The San Francisco Giants, who began life in 1883 as the New York Gothams, had never seen one of their pitchers work a perfect game — until Matt Cain did the deed Wednesday night. It came very close to being the second no-hitter of the evening — the Met knuckleballer R.A. Dickey had yielded only one soft single in Tampa — and it underscored the growing reality that extreme pitching feats have become business as usual.
Think not? Well, the New York Mets, who opened play in 1962, had gone their entire existence without even a simple no-hitter until Johan Santana managed one on June 1. Not three weeks later, all that stood between Dickey and a second Mets no-hitter was B.J. Upton’s first-inning roller, which David Wright tried to bare-hand and dropped.

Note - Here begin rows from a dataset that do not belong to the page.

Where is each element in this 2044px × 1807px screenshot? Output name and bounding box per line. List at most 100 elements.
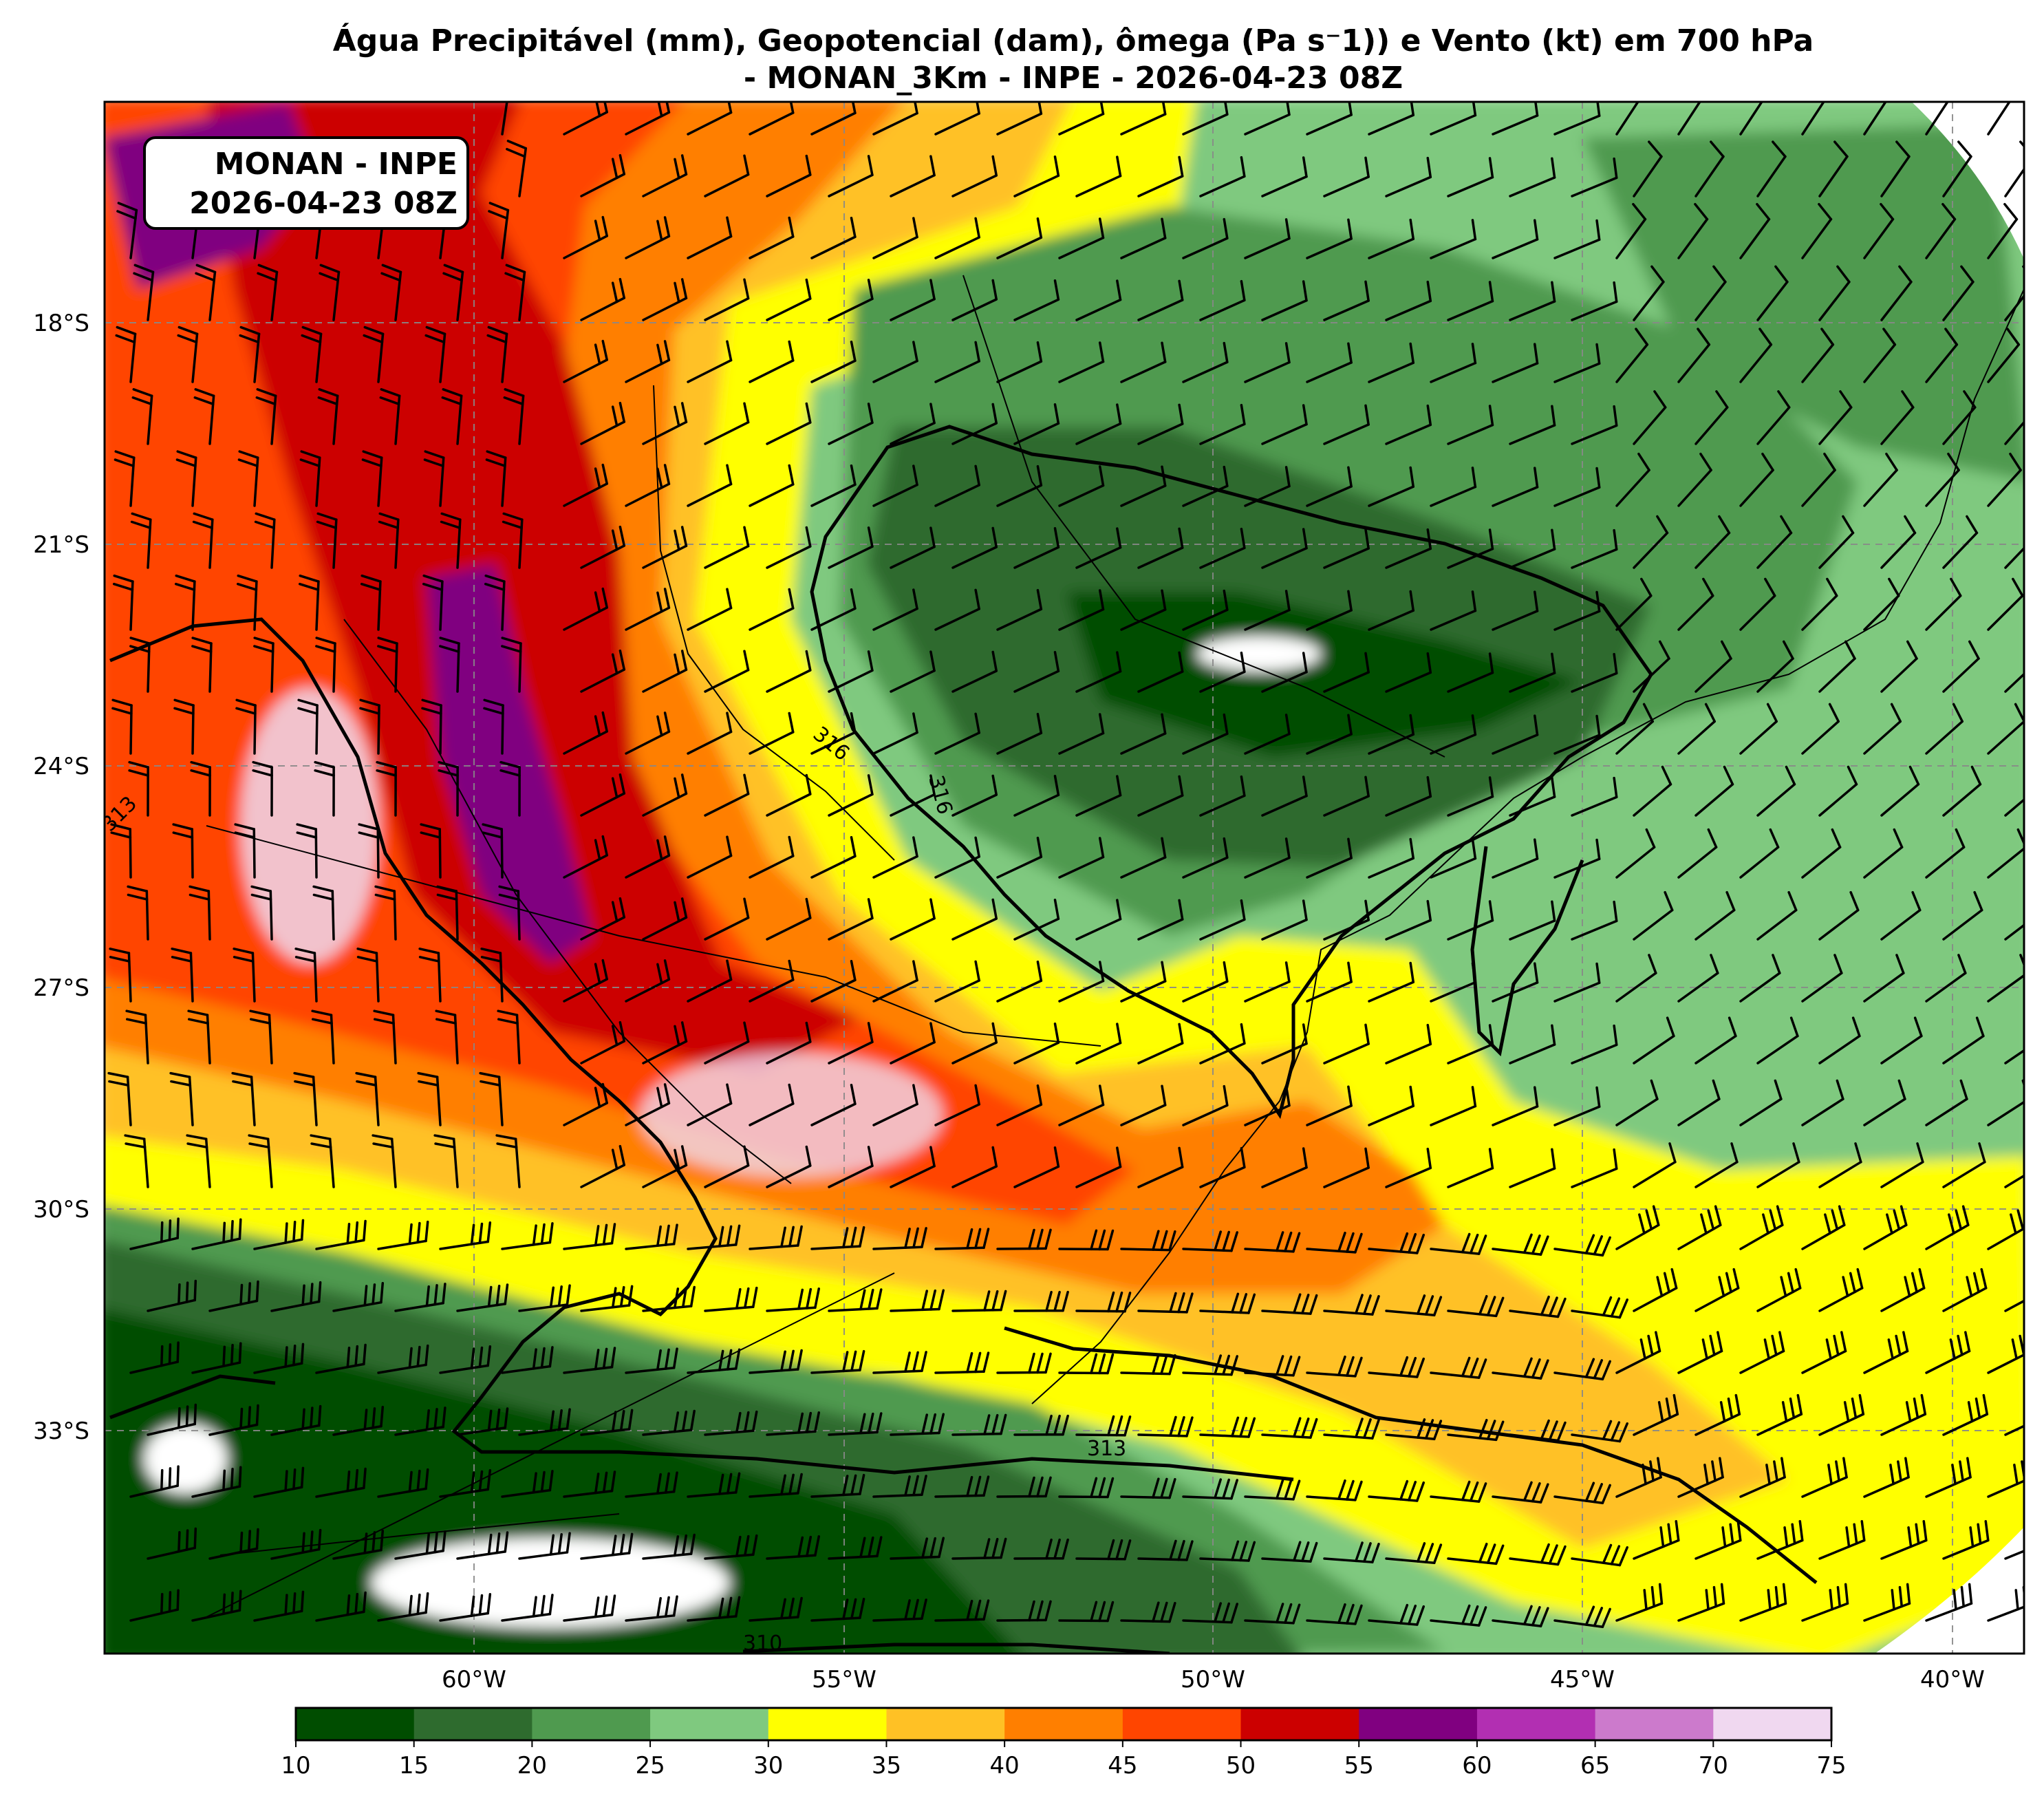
wind-barb — [1677, 954, 1719, 1003]
wind-barb — [1075, 651, 1122, 693]
wind-barb — [872, 1084, 918, 1126]
lon-label-55w: 55°W — [812, 1666, 876, 1693]
wind-barb — [315, 637, 336, 693]
wind-barb — [1615, 828, 1656, 879]
wind-barb — [1509, 157, 1556, 197]
wind-barb — [1942, 640, 1980, 693]
wind-barb — [687, 1083, 733, 1126]
wind-barb — [1615, 954, 1657, 1003]
wind-barb — [1942, 515, 1979, 569]
wind-barb — [951, 526, 998, 569]
wind-barb — [1075, 1415, 1132, 1437]
wind-barb — [1801, 1583, 1849, 1622]
wind-barb — [704, 402, 750, 445]
wind-barb — [687, 588, 733, 631]
wind-barb — [1695, 1393, 1741, 1436]
wind-barb — [114, 450, 136, 507]
wind-barb — [173, 698, 195, 755]
wind-barb — [766, 1021, 812, 1065]
wind-barb — [253, 1590, 305, 1622]
wind-barb — [934, 464, 980, 507]
pw-field-south-dark — [105, 1309, 1022, 1654]
geopotential-contours — [109, 425, 1818, 1654]
wind-barb — [1863, 1079, 1906, 1126]
wind-barb — [315, 1219, 367, 1250]
wind-barb — [580, 773, 626, 817]
wind-barb — [625, 959, 671, 1003]
wind-barb — [1492, 714, 1539, 755]
wind-barb — [1942, 1142, 1986, 1188]
wind-barb — [422, 574, 444, 631]
wind-barb — [1137, 1146, 1184, 1188]
wind-barb — [1323, 1294, 1380, 1316]
wind-barb — [934, 341, 980, 383]
wind-barb — [439, 637, 460, 693]
wind-barb — [1385, 899, 1432, 941]
wind-barb — [1199, 1023, 1246, 1065]
wind-barb — [1120, 1230, 1176, 1252]
wind-barb — [934, 1228, 990, 1250]
wind-barb — [1182, 837, 1229, 879]
wind-barb — [189, 885, 211, 941]
wind-barb — [379, 388, 401, 445]
wind-barb — [332, 1530, 385, 1560]
wind-barb — [1323, 528, 1370, 569]
wind-barb — [951, 1290, 1007, 1312]
wind-barb — [195, 264, 217, 321]
wind-barb — [642, 154, 688, 197]
wind-barb — [1244, 1479, 1301, 1501]
wind-barb — [890, 650, 936, 693]
wind-barb — [1075, 1291, 1132, 1313]
wind-barb — [1137, 1292, 1194, 1314]
wind-barb — [1058, 961, 1105, 1003]
wind-barb — [1182, 465, 1229, 507]
wind-barb — [1509, 1024, 1556, 1065]
wind-barb — [129, 637, 151, 693]
wind-barb — [1739, 703, 1778, 755]
wind-barb — [828, 155, 874, 197]
wind-barb — [1553, 219, 1601, 259]
wind-barb — [1925, 1205, 1970, 1250]
colorbar-tick-label: 20 — [517, 1752, 547, 1779]
wind-barb — [1756, 890, 1798, 941]
wind-barb — [1430, 1232, 1487, 1255]
wind-barb — [1306, 1479, 1363, 1501]
wind-barb — [1385, 156, 1432, 197]
wind-barb — [377, 1344, 429, 1374]
wind-barb — [1925, 1079, 1968, 1126]
wind-barb — [1739, 1457, 1786, 1498]
wind-barb — [625, 1347, 678, 1374]
wind-barb — [1571, 900, 1618, 941]
wind-barb — [1075, 279, 1122, 321]
wind-barb — [208, 1280, 259, 1312]
wind-barb — [1261, 1541, 1318, 1563]
colorbar-segment — [296, 1708, 415, 1740]
wind-barb — [2004, 1424, 2024, 1436]
wind-barb — [1013, 1290, 1069, 1312]
wind-barb — [704, 1145, 750, 1188]
wind-barb — [1430, 102, 1477, 136]
wind-barb — [1306, 590, 1353, 631]
wind-barb — [1075, 1023, 1122, 1065]
wind-barb — [1880, 1519, 1928, 1560]
wind-barb — [625, 835, 671, 879]
wind-barb — [1987, 828, 2024, 879]
wind-barb — [2004, 1174, 2024, 1188]
wind-barb — [642, 526, 688, 569]
wind-barb — [1306, 342, 1353, 383]
wind-barb — [1925, 1457, 1972, 1498]
colorbar-segment — [650, 1708, 769, 1740]
wind-barb — [1739, 1079, 1783, 1126]
wind-barb — [1306, 837, 1353, 879]
wind-barb — [1695, 515, 1731, 569]
wind-barb — [1182, 1354, 1238, 1376]
wind-barb — [1137, 899, 1184, 941]
wind-barb — [1695, 640, 1732, 693]
wind-barb — [1385, 1023, 1432, 1065]
wind-barb — [1013, 1023, 1060, 1065]
wind-barb — [563, 463, 608, 507]
wind-barb — [1553, 1605, 1611, 1629]
map-area: 316 316 313 310 313 MONAN - INPE 2026-04… — [105, 102, 2024, 1654]
wind-barb — [1261, 652, 1308, 693]
wind-barb — [1447, 1418, 1505, 1442]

The play was ruled a hit, which seemed reasonable, but the Mets announced afterward that they would protest the scorer’s ruling, thereby seeking the first ex post facto no-hitter in baseball history. Then again, the Mets are lucky baseball doesn’t offer replay review on fair-or-foul calls or else they’d still be stuck on zero no-nos. (Carlos Beltran’s liner off Santana kicked up chalk but was ruled foul.)
Five nights before Cain yielded nothing and Dickey next to nothing, six Seattle pitchers — that’s correct, six — endeavored to work a no-hitter against the Dodgers. It marked the second no-hitter at Safeco Field in 2012, the first having been the perfect game authored by Philip Humber of the White Sox against the Mariners on April 21. And how many no-hitters had been worked at Safeco, which opened in 1999, before this season? Why, none.
Baseball has just seen five no-hitters in 53 days, which is roughly one every week and a half. And if you’re wondering why none of this gold dust has been sprinkled over the Atlanta Braves … well, by extension it has. Kevin Millwood was the Seattle pitcher who worked the first six innings Friday but who strained a groin muscle and had to exit a no-hitter. And the two biggest plays of Cain’s perfect game were Melky Cabrera’s running grab of Chis Snyder’s deep fly and, one inning later, Gregor Blanco’s astonishing diving catch of Jordan Schafer’s drive in the gap.
Millwood, Cabrera, Blanco, Schafer: All former Braves. And while we’re at it, Blanco’s snag might only have been the second-best catch ever made by an ex-Brave to save a perfect game. DeWayne Wise’s leaping/juggling/falling grab to preserve Mark Buehrle’s perfecto on July 23, 2009, is still the leader in the clubhouse. But the clubhouse is getting mighty crowded.